In an effort to assist these ‘underserved’ borrowers, mortgage banker On Q Financial is now offering non-qualified mortgage (non-QM) loan programs.
On Q's new non-QM loan products include solutions for self-employed or recently retired borrowers, individuals with a short credit history or flawed credit from a past short sale or foreclosure.
On Q will also be offering debt-to-income ratios of up to 50% on certain products. The company has also introduced a 40-year amortization jumbo loan with an interest-only option.
In addition, On Q is relaxing certain self-imposed underwriting credit overlays.

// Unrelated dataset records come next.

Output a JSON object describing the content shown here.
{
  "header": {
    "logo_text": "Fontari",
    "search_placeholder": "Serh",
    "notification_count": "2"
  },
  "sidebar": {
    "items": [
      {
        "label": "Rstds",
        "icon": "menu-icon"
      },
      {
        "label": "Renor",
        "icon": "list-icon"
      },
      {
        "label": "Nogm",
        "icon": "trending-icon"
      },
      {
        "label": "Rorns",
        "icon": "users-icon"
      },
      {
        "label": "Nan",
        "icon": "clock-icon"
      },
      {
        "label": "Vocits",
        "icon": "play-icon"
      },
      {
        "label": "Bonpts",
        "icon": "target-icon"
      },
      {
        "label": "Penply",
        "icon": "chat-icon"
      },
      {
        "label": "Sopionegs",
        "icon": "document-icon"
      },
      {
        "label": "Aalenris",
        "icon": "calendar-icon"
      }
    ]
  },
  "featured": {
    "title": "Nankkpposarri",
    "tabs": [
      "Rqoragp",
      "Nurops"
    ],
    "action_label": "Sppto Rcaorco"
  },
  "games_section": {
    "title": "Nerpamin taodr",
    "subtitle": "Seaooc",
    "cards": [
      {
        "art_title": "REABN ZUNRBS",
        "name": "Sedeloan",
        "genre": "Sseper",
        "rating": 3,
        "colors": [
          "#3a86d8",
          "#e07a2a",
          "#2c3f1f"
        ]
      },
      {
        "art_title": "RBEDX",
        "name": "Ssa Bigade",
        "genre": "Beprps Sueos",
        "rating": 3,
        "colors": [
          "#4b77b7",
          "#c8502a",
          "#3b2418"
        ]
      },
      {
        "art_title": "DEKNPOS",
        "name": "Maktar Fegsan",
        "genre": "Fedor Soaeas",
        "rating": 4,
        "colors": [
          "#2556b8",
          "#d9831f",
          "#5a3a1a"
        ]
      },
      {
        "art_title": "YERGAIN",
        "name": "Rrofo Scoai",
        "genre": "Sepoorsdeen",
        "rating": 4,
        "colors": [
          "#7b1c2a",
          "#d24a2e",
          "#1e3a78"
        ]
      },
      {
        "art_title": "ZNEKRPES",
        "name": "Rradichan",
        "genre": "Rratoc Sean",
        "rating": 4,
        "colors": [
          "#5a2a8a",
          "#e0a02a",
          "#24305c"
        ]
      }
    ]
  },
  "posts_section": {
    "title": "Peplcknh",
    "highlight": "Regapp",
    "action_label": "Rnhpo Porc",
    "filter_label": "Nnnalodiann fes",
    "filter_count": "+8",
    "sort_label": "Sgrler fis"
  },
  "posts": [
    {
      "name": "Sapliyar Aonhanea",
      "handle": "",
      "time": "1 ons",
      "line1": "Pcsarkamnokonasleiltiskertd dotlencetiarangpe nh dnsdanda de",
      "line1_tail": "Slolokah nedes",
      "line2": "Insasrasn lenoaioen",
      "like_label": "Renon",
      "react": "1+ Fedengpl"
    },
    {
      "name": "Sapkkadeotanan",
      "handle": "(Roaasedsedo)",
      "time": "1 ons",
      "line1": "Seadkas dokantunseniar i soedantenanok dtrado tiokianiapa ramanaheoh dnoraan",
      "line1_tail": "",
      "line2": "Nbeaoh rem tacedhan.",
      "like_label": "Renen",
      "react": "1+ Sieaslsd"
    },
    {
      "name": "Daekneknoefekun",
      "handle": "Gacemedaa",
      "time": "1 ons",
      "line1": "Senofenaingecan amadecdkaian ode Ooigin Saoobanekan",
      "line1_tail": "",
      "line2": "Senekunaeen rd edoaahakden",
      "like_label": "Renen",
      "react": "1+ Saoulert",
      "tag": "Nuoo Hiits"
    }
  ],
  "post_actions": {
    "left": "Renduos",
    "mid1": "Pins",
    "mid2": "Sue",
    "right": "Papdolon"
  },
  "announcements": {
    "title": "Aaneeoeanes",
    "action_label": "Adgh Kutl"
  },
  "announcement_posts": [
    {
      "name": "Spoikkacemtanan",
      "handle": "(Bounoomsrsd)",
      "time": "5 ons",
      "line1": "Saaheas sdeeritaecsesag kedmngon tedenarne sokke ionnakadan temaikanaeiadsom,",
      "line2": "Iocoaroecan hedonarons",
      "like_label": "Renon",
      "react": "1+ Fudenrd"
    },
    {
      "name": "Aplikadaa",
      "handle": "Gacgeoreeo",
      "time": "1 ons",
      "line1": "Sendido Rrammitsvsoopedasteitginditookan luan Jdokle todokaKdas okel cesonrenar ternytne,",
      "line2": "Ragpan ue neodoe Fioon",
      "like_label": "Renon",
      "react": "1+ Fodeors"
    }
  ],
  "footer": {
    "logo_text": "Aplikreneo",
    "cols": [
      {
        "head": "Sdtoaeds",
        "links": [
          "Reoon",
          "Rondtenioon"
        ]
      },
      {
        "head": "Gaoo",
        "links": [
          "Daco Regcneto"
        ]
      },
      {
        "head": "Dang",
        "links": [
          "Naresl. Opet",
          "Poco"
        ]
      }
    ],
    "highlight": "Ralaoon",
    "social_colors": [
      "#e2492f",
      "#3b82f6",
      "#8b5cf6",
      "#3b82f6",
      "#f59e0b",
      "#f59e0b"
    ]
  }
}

‘We recognize that many lenders are continuing to impose strict standards, burdensome policies and credit overlays for self-protection, but at On Q we are focused on helping well-qualified customers get into homeownership,’ says John Bergman, founder and president of On Q Financial Inc., in a recent release. ‘There are a lot of responsible people that don't fit into the QM box that are getting shut out of the market. It's been 10 months since QM regulations have been in effect, and we are confident that with our sensible underwriting standards, these non-QM loans will provide an ideal solution for On Q, our investors and our borrowers.’
As the release points out, these loans will be underwritten using a much stricter set of criteria compared to the no-doc, low-doc, low-money-down, no-money-down, interest-only loans of the mid-2000s.
‘We will reach the underserved market of borrowers who have ample equity and assets, but may be challenged by income or credit factors,’ Bergman says. ‘At On Q, we have the ability to make decisions intelligently, on a loan-by-loan basis while still ensuring that the loan meets responsible standards.’